Authorities’ reactions also generated widespread publicity. During the eviction, police arrested protesters and the local government criticised our use of civil disobedience. However, we gained broad popular support through building treehouses and coalitions between local townspeople.
A major takeaway from the protests was that it was possible to call out German political parties on the gap between rhetoric and climate action and pressure them to act. It also showed that popular mobilisation against automobile infrastructure was possible in car-obsessed Germany.
That civil disobedience garners publicity also has to do with preserving “Ordnung” (order) – a strong cultural tradition in Germany that dates back to Reformist Martin Luther’s call for obedience to authorities in his writings.
Foreigners travelling in Germany might find strangers pointing out small misdemeanours that they have committed such as talking too loudly in a quiet train section.
It is no surprise then that no group to date has managed to stir the emotions of rule loving Germans more than the school strikers’ movement, Fridays for Future (FFF).
In December 2018, activists started skipping school in order to draw attention to the climate crisis.
The movement, which I later joined, initially received intense criticism. In March 2019, some months after the strikes started, then-Liberal party leader and now finance minister Christian Lindner questioned the protesters’ ability to understand the complexities of global issues, saying combatting the climate crisis should be left to the “professionals”. The German Teachers’ Association also frequently criticised students missing school to participate in political actions.
But reactions like these only ignited the discussion in the German media about the legitimacy of young people protesting, and ultimately led to climate change becoming a prominent political issue.
By breaking rules, climate activists such as myself made politicians listen to our simple argument: How can we obey your rules if they are leading us right into the climate crisis?
After nearly a year of mobilisation and growing into one of the biggest FFF offshoots in Europe, 1.4 million people in Germany attended the Global Climate Strike in September 2019. Some 6 million people worldwide joined protests that week.
In the same week, then-German Chancellor Angela Merkel cited the student protests as a reason to act faster and more decisively against climate change and the government presented a climate package. Later that year, it passed a climate action law to meet climate targets. In 2021, the law was updated with the aim of meeting climate neutrality by 2045 with stringent emissions cuts in all sectors.
Germany’s new coalition government – consisting of the Greens, Liberals (the Free Democrat Party) and the centre-left Social Democrats – wants, among its climate aims, to have 15 million electric cars on roads by 2030.
Germany will have to go far beyond producing electric cars (which require roads) to effectively transform the auto sector.

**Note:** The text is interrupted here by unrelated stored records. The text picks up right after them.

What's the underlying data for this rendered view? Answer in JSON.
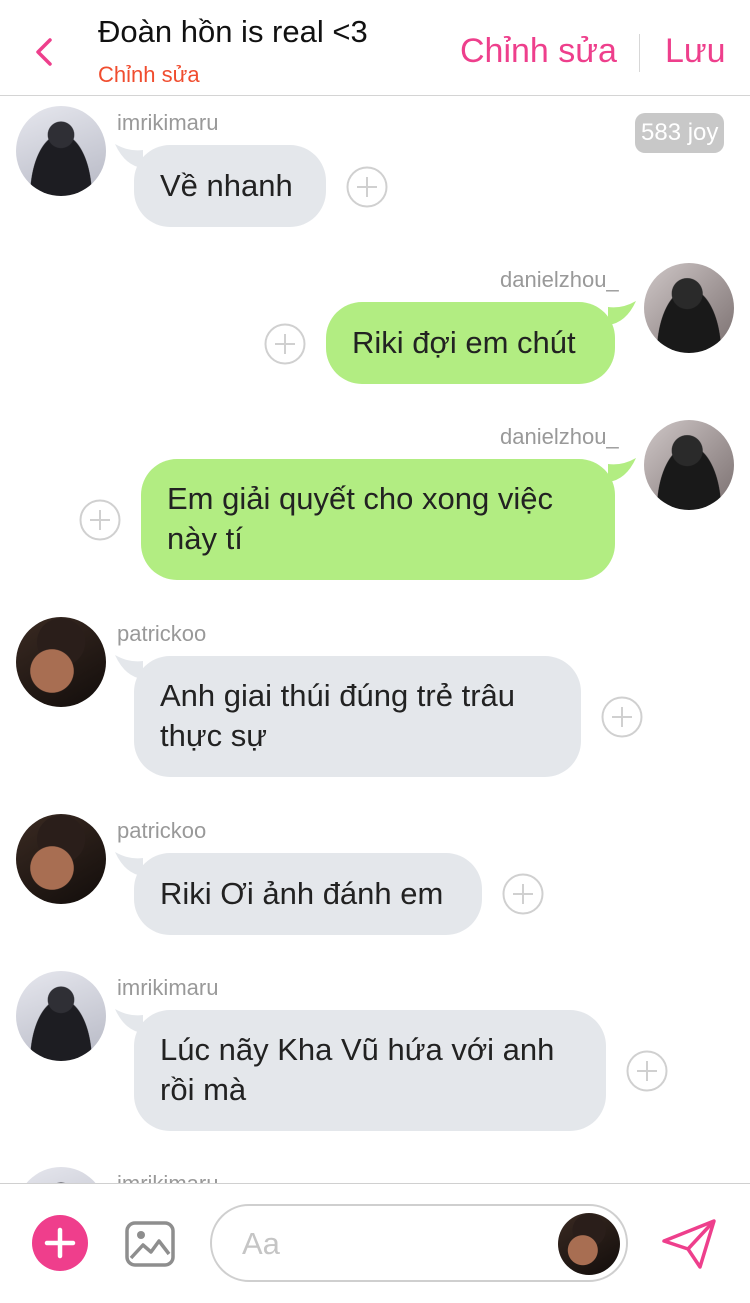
{
  "header": {
    "title": "Đoàn hồn is real <3",
    "subtitle": "Chỉnh sửa",
    "edit_label": "Chỉnh sửa",
    "save_label": "Lưu"
  },
  "badge": {
    "joy": "583 joy"
  },
  "messages": [
    {
      "user": "imrikimaru",
      "side": "left",
      "text_lines": [
        "Về nhanh",
        ""
      ]
    },
    {
      "user": "danielzhou_",
      "side": "right",
      "text_lines": [
        "Riki đợi em chút",
        ""
      ]
    },
    {
      "user": "danielzhou_",
      "side": "right",
      "text_lines": [
        "Em giải quyết cho xong việc",
        "này tí"
      ]
    },
    {
      "user": "patrickoo",
      "side": "left",
      "text_lines": [
        "Anh giai thúi đúng trẻ trâu",
        "thực sự"
      ]
    },
    {
      "user": "patrickoo",
      "side": "left",
      "text_lines": [
        "Riki Ơi ảnh đánh em",
        ""
      ]
    },
    {
      "user": "imrikimaru",
      "side": "left",
      "text_lines": [
        "Lúc nãy Kha Vũ hứa với anh",
        "rồi mà"
      ]
    },
    {
      "user": "imrikimaru",
      "side": "left",
      "text_lines": [
        "",
        ""
      ]
    }
  ],
  "composer": {
    "placeholder": "Aa"
  },
  "colors": {
    "accent_pink": "#ee3f8c",
    "subtitle_red": "#f04d2f",
    "bubble_gray": "#e4e7eb",
    "bubble_green": "#b2ed82"
  },
  "icons": {
    "back": "chevron-left-icon",
    "plus": "plus-circle-icon",
    "add": "plus-icon",
    "image": "image-icon",
    "send": "send-icon"
  }
}
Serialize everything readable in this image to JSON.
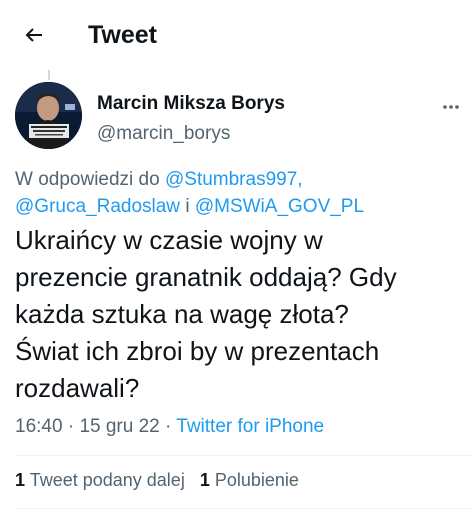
{
  "header": {
    "back_icon": "arrow-left-icon",
    "title": "Tweet"
  },
  "tweet": {
    "author": {
      "name": "Marcin Miksza Borys",
      "handle": "@marcin_borys",
      "avatar_icon": "profile-photo"
    },
    "more_icon": "more-dots-icon",
    "reply_to": {
      "prefix": "W odpowiedzi do",
      "mentions": [
        "@Stumbras997,",
        "@Gruca_Radoslaw",
        "@MSWiA_GOV_PL"
      ],
      "conjunction": "i"
    },
    "text_lines": [
      "Ukraińcy w czasie wojny w",
      "prezencie granatnik oddają? Gdy",
      "każda sztuka na wagę złota?",
      "Świat ich zbroi by w prezentach",
      "rozdawali?"
    ],
    "time": "16:40",
    "separator": "·",
    "date": "15 gru 22",
    "source": "Twitter for iPhone"
  },
  "stats": {
    "retweets_count": "1",
    "retweets_label": "Tweet podany dalej",
    "likes_count": "1",
    "likes_label": "Polubienie"
  },
  "colors": {
    "accent": "#1d9bf0",
    "text_primary": "#0f1419",
    "text_secondary": "#536471",
    "divider": "#eff3f4"
  }
}
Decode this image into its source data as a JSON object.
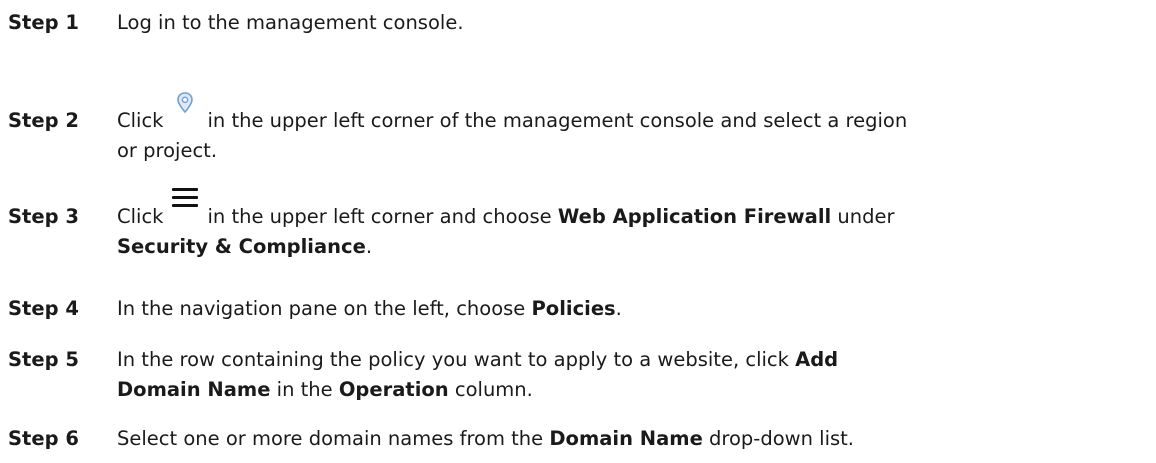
{
  "steps": [
    {
      "label": "Step 1",
      "parts": [
        "Log in to the management console."
      ]
    },
    {
      "label": "Step 2",
      "parts": [
        "Click",
        "in the upper left corner of the management console and select a region",
        "or project."
      ],
      "icon": "location-pin-icon"
    },
    {
      "label": "Step 3",
      "parts": [
        "Click",
        "in the upper left corner and choose",
        "Web Application Firewall",
        "under",
        "Security & Compliance",
        "."
      ],
      "icon": "hamburger-menu-icon"
    },
    {
      "label": "Step 4",
      "parts": [
        "In the navigation pane on the left, choose",
        "Policies",
        "."
      ]
    },
    {
      "label": "Step 5",
      "parts": [
        "In the row containing the policy you want to apply to a website, click",
        "Add",
        "Domain Name",
        "in the",
        "Operation",
        "column."
      ]
    },
    {
      "label": "Step 6",
      "parts": [
        "Select one or more domain names from the",
        "Domain Name",
        "drop-down list."
      ]
    }
  ],
  "colors": {
    "text": "#1a1a1a",
    "pin_icon": "#6f9fd6",
    "pin_icon_fill": "#dfe9f6"
  }
}
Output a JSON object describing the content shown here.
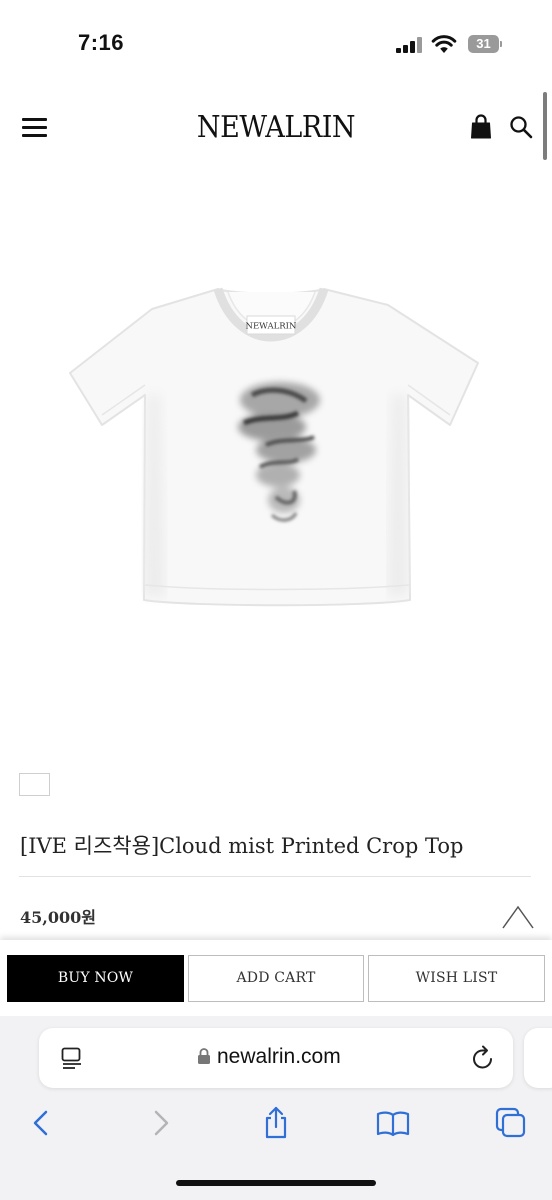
{
  "status_bar": {
    "time": "7:16",
    "battery_level": "31",
    "signal_icon": "cellular-signal-icon",
    "wifi_icon": "wifi-icon"
  },
  "header": {
    "logo": "NEWALRIN",
    "menu_icon": "hamburger-menu-icon",
    "cart_icon": "shopping-bag-icon",
    "search_icon": "search-icon"
  },
  "product": {
    "neck_label": "NEWALRIN",
    "title": "[IVE 리즈착용]Cloud mist Printed Crop Top",
    "price": "45,000원",
    "swatch_color": "#ffffff"
  },
  "actions": {
    "buy_now": "BUY NOW",
    "add_cart": "ADD CART",
    "wish_list": "WISH LIST"
  },
  "browser": {
    "url": "newalrin.com",
    "toolbar": [
      "back-icon",
      "forward-icon",
      "share-icon",
      "bookmarks-icon",
      "tabs-icon"
    ]
  },
  "colors": {
    "accent": "#000000",
    "browser_blue": "#2f6fd6",
    "browser_disabled": "#b4b4b8"
  }
}
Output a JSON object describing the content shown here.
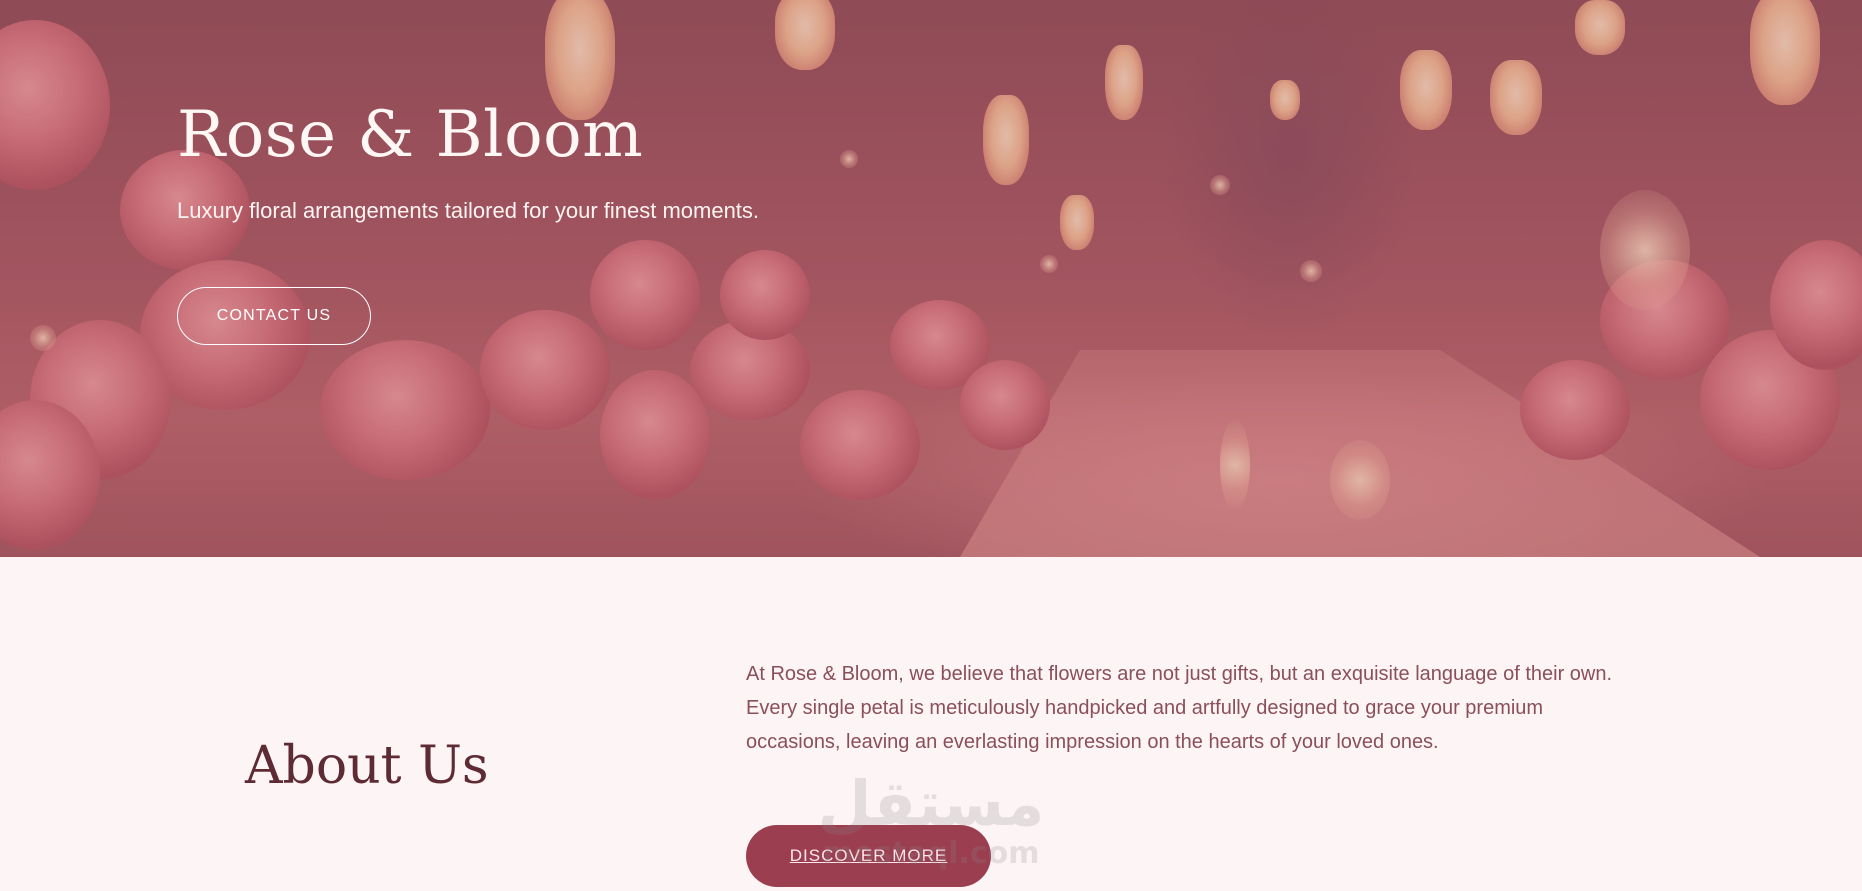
{
  "hero": {
    "title": "Rose & Bloom",
    "subtitle": "Luxury floral arrangements tailored for your finest moments.",
    "contact_label": "CONTACT US"
  },
  "about": {
    "title": "About Us",
    "text": "At Rose & Bloom, we believe that flowers are not just gifts, but an exquisite language of their own. Every single petal is meticulously handpicked and artfully designed to grace your premium occasions, leaving an everlasting impression on the hearts of your loved ones.",
    "discover_label": "DISCOVER MORE"
  },
  "watermark": {
    "arabic": "مستقل",
    "latin": "mostaql.com"
  },
  "colors": {
    "accent": "#9b3e4f",
    "heading": "#5e2a33",
    "body_text": "#8a4f5a",
    "page_bg": "#fdf5f5"
  }
}
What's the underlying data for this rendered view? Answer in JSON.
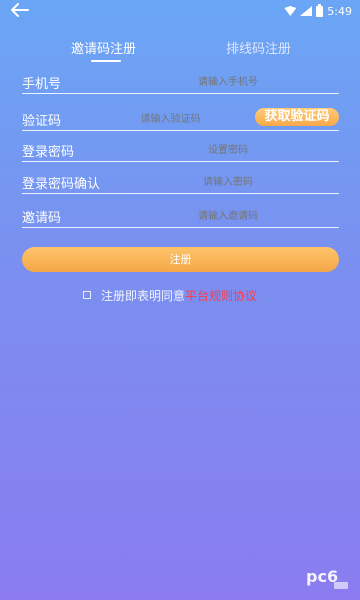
{
  "status_bar": {
    "time": "5:49"
  },
  "tabs": [
    {
      "label": "邀请码注册",
      "active": true
    },
    {
      "label": "排线码注册",
      "active": false
    }
  ],
  "form": {
    "phone": {
      "label": "手机号",
      "placeholder": "请输入手机号"
    },
    "code": {
      "label": "验证码",
      "placeholder": "请输入验证码",
      "get_code_label": "获取验证码"
    },
    "password": {
      "label": "登录密码",
      "placeholder": "设置密码"
    },
    "password_confirm": {
      "label": "登录密码确认",
      "placeholder": "请输入密码"
    },
    "invite": {
      "label": "邀请码",
      "placeholder": "请输入邀请码"
    }
  },
  "submit_label": "注册",
  "agreement": {
    "text": "注册即表明同意",
    "link": "平台规则协议"
  },
  "colors": {
    "bg_top": "#6aa6f5",
    "bg_bottom": "#8a7cf0",
    "accent": "#f7a94b",
    "link": "#ff3b4b"
  },
  "watermark": {
    "text": "pc6"
  }
}
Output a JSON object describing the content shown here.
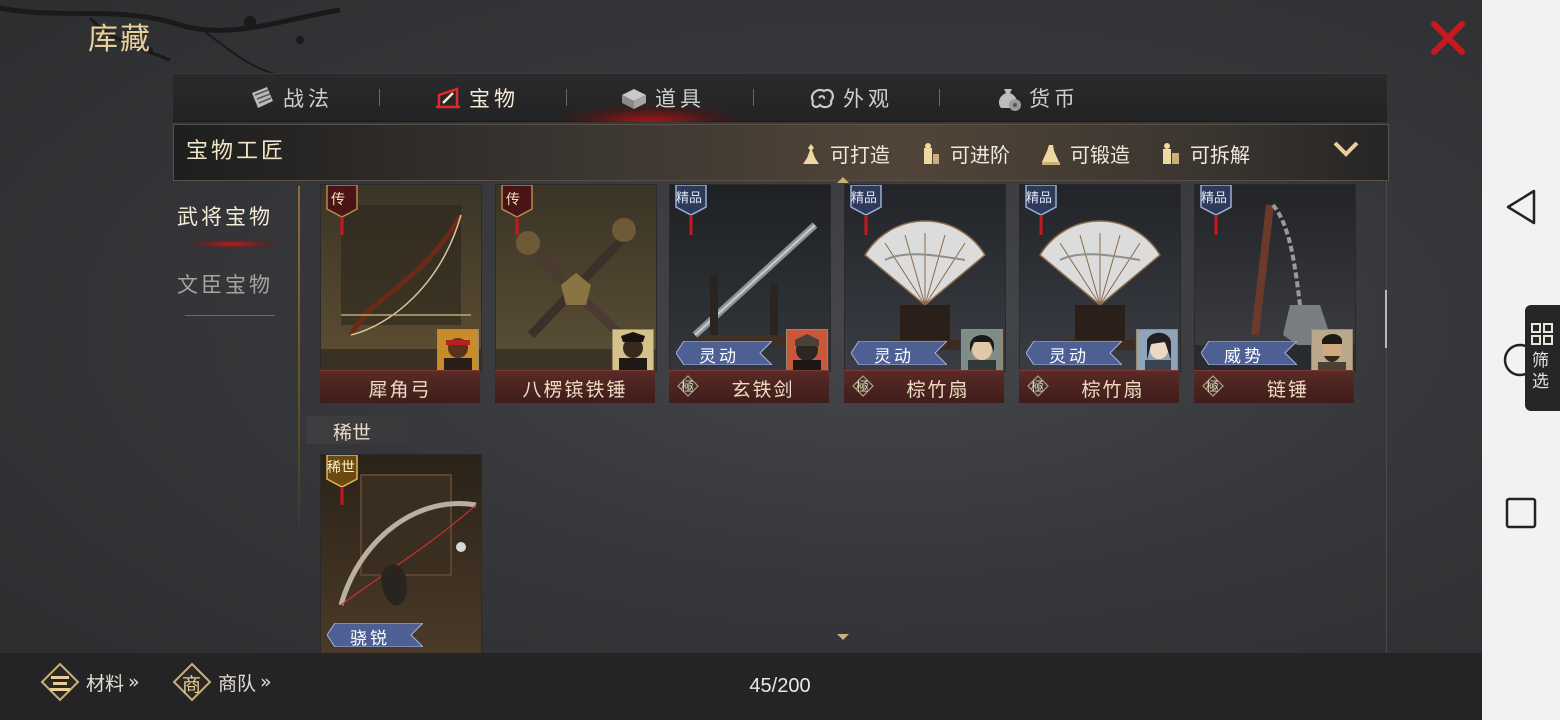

Even if many Germans do not like to hear it, reforming the car industry will be a crucial part of creating effective climate policies, as will huge investments in public transport and rail.
It is only in the last three years that German activists have taken on the car, which has long been seemingly immune to criticism due to a strong cultural attachment.
“Sand im Getriebe” (Sand in the Gearbox), a group that emerged out of the anti-coal movement, has organised large-scale protests at prestigious car fairs, sparking discussions about the future of mobility in Germany and challenging deep-seated ideas about the car and auto sector.
Even if the new German government appears committed to the crisis, the climate movement will not run out of issues.
Politicians may focus on false, greenwashed and unjust solutions for climate change, including unproven technologies, and see them as a free pass for doing less in the present. But activists will be there to call them out. And we know – if you want to draw attention, disturb the Ordnung.
The views expressed in this article are the author’s own and do not necessarily reflect Al Jazeera’s editorial stance.